Back to Dore, looking through my copy of a "A Dore Treasury", you can really see the different hands involved in the creation of the pieces, some of the engravers were a lot more skilled than others. Dore was probably overseeing multiple craftsmen rendering his drawings. Which is not to take anything away from his magnificent visions -- I just always have a preference for the actual hand of the artist.

Now if we could just find some ultra-high-res Booth scans...
posted by Bron at 9:23 PM on August 31, 2009


We picked up a print of this a while back.

I love Dore.
posted by paisley henosis at 11:10 PM on August 31, 2009


I like how disconcerting his fairy tale animals are. They're contorted awkwardly, but unselfconsciously, into a human posture with next to no anatomical concessions made toward anthropomorphism.
posted by Phlogiston at 6:51 AM on September 1, 2009


Given how - for lack of a better word - prodigious the subject matter is, what has always most impressed me about Dore's work, beyond the superhuman draftsmanship, is how perfectly unified the compositions are.

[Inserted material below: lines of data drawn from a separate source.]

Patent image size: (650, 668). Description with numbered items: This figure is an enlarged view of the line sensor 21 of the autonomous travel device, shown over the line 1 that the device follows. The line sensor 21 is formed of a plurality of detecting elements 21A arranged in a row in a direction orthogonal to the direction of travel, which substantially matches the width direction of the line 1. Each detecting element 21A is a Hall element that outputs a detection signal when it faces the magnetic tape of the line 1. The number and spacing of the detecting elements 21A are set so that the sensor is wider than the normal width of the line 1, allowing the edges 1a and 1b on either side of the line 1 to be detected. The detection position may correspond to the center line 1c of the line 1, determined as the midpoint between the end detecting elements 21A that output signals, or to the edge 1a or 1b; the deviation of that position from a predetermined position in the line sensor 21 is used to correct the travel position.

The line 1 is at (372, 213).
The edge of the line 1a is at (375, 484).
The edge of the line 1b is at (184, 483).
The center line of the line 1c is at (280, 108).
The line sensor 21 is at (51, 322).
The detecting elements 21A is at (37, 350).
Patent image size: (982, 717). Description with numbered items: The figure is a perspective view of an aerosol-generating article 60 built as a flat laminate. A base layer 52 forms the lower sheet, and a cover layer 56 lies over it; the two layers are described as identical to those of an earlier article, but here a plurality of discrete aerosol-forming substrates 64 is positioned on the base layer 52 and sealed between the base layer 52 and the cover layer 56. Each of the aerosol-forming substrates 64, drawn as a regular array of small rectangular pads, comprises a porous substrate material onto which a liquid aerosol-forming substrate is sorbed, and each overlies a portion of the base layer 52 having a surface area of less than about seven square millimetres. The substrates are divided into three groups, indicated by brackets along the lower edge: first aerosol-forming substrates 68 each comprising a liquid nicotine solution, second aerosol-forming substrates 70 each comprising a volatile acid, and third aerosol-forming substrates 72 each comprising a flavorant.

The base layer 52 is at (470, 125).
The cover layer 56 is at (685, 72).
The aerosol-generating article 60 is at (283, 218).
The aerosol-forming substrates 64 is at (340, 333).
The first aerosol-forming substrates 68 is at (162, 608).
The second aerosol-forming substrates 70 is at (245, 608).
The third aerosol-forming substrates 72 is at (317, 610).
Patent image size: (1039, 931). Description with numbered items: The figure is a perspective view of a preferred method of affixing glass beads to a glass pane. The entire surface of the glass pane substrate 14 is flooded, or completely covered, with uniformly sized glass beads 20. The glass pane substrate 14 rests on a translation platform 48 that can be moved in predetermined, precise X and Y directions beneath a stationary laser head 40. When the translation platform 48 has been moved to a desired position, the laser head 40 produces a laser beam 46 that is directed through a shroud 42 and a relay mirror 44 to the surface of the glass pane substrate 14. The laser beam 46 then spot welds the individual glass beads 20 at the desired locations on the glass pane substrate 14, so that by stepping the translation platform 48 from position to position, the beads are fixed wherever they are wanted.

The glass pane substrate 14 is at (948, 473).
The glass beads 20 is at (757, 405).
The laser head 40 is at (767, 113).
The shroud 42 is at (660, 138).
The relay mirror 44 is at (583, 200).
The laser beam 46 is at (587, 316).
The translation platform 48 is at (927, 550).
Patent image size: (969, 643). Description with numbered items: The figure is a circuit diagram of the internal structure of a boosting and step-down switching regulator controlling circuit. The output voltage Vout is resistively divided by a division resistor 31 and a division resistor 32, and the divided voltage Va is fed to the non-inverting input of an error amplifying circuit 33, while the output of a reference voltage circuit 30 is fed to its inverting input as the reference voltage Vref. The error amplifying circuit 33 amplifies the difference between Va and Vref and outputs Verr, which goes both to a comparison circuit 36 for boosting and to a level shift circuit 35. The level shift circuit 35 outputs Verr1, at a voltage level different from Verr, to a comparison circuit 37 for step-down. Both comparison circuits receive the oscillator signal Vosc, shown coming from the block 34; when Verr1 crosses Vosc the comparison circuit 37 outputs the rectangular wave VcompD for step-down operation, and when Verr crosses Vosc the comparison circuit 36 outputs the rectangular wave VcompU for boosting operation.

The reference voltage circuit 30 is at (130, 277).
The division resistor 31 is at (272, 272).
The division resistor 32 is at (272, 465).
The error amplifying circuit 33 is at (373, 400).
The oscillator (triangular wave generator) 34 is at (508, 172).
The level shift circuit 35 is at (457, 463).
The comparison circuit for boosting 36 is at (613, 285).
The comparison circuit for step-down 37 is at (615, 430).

Any biblical passage is virtually synonomous with subjective interpretation. For an artist to face and understand that irreconcilable fact, and still create works as manually and visually concise as these is an extraordinary achievement, and Dore is justifiably venerated for it.

Great post.
posted by Hickeystudio at 11:39 AM on September 1, 2009


Don't miss his work on Don Quixote, either. My favorite, which I'd like to see in a large print. - posted by jquinby


I have a massively large print of that, of course, in my library room. :) It's huge. I bought it framed at an estate sale 20+ years ago, and have moved it with me a zillion times. I love that print so very much.
posted by dejah420 at 1:47 PM on September 1, 2009 [1 favorite]


I have a massively large print of that...

...and art.com seems to have it. Excellent!
posted by jquinby at 3:00 PM on September 1, 2009


I loved the engravings that go with The Rhime Of The Ancient Mariner.

Another derail: Utagawa Kunihoshi
posted by jouke at 3:31 AM on September 2, 2009


Wow. From the Art.com caption: A child prodigy whose artistic talent emerged at age 5, [Dore] became France’s highest-paid illustrator by age 16. Remarkably prolific, he produced 10,000 engravings during his life and employed more than 40 block cutters.
posted by Bron at 7:44 AM on September 2, 2009


[Oh, and because I like you guys (and happened to have the files sitting on my hard drive): six hi-rez Booth drawings. 1200 dpi .tif scans, pretty good quality (but not from originals or anything). Be aware his stuff will moire onscreen, so viewing a print is better.]